Simply preaching In a recent interview with Tullian Tchividjian, he recommended that young pastors learn to “Comprehend high and communicate low.”  For pastors and theologians that give their live to studying a library of complicated theological works, this can be difficult.

We’ve all experienced at some point or another being in a conversation with somebody that knows so much about something that it seems like they are talking in a foreign language.

It happens when pre-teens start talking about Minecraft.  A bunch of pre-teens gather around talking about their servers, texture packs, briefing, or something else that I really don’t understand.

Meanwhile you are standing there like, “So you build stuff?"

This happens to me whenever I get my car fixed.  The professionals know so much about cars that an ordinary person like myself cannot understand anything beyond “It is going to cost $500 because it is broke.”

As preachers, we eat, sleep, and breathe theological works.  We love to read books by guys who are dead and wrote brilliantly hundreds of years ago.  We love to listen to other preachers and understand how they proclaim the Word and find out what books they are reading and who they are learning from.

But the people we preach to aren’t in the same boat.  I’m not preaching to seminarians or professors.  I’m not preaching to theological connoisseurs who treat their preachers like tasting a fine-wine; I’m preaching to ordinary people who are looking for a sermon in a language that they can understand with a theology that matters for the life they live.

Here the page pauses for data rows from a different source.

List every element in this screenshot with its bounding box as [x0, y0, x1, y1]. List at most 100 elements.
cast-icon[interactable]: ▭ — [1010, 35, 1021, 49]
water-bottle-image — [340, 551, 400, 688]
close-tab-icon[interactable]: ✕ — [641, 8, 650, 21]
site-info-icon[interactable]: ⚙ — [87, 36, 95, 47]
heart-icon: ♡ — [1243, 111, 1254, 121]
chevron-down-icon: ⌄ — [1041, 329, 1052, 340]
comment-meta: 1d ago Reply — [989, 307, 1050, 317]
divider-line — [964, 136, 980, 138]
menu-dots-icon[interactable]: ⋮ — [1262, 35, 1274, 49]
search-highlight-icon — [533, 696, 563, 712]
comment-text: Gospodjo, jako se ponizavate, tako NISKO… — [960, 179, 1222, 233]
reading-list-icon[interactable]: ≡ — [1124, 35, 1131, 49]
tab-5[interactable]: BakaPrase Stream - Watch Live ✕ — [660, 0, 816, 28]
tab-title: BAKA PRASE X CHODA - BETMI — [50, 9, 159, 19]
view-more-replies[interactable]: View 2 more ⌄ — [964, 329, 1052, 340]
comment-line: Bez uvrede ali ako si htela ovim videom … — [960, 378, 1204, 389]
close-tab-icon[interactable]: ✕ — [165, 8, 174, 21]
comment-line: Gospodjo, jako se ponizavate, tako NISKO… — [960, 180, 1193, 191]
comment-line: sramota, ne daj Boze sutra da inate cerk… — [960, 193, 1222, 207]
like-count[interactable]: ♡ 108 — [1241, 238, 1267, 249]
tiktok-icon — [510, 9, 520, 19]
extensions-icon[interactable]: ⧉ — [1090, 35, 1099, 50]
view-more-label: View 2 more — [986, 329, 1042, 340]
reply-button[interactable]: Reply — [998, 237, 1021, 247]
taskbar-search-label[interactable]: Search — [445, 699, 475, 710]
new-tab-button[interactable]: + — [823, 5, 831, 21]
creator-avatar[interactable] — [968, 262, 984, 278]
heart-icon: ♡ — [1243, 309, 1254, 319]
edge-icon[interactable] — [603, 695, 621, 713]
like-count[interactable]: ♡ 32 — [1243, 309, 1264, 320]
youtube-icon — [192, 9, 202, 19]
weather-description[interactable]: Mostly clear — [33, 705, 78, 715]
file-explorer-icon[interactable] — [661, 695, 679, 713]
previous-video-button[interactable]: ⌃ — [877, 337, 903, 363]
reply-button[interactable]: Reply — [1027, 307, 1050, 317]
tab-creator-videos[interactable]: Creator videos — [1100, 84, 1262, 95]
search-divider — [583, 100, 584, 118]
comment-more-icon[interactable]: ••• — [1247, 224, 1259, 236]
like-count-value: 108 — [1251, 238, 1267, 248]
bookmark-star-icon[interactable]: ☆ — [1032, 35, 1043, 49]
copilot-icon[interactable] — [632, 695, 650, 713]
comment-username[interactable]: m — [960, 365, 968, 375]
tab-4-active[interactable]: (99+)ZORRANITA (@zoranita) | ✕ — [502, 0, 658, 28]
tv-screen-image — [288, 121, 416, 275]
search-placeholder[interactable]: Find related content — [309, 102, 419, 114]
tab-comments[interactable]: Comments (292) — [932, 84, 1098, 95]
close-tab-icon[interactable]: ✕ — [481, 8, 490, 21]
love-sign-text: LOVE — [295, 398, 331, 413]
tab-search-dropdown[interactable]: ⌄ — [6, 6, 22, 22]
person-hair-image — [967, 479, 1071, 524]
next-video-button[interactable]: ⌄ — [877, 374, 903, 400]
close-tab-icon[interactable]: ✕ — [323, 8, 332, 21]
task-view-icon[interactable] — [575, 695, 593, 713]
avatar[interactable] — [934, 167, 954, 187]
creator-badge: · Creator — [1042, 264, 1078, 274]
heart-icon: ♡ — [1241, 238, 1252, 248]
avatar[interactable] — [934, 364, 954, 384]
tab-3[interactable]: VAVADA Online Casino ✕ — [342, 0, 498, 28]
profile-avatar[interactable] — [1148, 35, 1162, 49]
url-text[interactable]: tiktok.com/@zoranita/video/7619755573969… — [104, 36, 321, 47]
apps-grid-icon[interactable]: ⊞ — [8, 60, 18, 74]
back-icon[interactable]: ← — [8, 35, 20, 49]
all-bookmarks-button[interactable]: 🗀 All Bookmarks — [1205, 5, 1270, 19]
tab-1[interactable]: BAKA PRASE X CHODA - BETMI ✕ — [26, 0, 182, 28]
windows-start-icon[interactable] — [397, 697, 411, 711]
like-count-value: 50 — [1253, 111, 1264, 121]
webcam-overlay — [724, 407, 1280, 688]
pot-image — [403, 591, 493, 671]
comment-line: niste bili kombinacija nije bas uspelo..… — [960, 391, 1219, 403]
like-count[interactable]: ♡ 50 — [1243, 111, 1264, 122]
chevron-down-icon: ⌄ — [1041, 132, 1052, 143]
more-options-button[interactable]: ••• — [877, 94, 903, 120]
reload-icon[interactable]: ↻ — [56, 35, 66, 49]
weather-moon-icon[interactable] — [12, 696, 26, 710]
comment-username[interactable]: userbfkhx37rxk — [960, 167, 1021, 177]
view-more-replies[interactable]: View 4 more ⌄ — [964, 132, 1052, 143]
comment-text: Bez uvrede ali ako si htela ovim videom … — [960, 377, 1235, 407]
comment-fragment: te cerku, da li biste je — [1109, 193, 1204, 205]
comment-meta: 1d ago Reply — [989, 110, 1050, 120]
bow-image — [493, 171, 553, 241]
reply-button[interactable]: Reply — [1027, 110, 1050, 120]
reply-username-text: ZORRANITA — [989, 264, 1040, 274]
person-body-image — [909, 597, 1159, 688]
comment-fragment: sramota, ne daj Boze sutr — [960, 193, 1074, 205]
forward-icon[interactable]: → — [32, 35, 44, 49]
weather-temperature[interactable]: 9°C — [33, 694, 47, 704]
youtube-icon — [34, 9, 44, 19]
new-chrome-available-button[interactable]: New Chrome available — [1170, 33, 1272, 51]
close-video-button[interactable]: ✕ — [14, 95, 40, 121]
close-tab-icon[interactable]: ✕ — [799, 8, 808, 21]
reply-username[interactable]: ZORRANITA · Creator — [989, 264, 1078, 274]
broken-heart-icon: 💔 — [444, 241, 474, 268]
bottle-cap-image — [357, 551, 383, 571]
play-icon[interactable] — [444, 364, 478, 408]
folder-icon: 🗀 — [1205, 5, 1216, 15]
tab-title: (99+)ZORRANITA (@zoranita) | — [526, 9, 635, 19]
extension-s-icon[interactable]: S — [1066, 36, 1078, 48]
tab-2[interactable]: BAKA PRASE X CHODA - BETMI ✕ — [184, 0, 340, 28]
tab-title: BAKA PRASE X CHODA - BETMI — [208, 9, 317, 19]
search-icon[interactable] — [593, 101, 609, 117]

Martin Luther said it this way:

“To preach plain and simple is a great art: Christ himself talks of tilling ground, of mustard seed, etc; he uses altogether homely and similitudes.  Cursed are all preachers that in the church aim at high and hard things, and neglecting the saving health of the poor unlearned people, seek their own honor and praise…When I preach, I sink myself deep down.  I regard neither Doctors or Magistrates, of whom, are here in this church above forty; but I have my eye to the multitude of young people, children, and servants, of whome are more than 2000.  I preach to those.”  - Martin Luther

I pray that the more I learn and study theology, the harder I work to translate the truth of God’s word into the language of the people I serve.  In the words of JI Packer, my hope is that I would learn to “Feed sheep, not giraffes."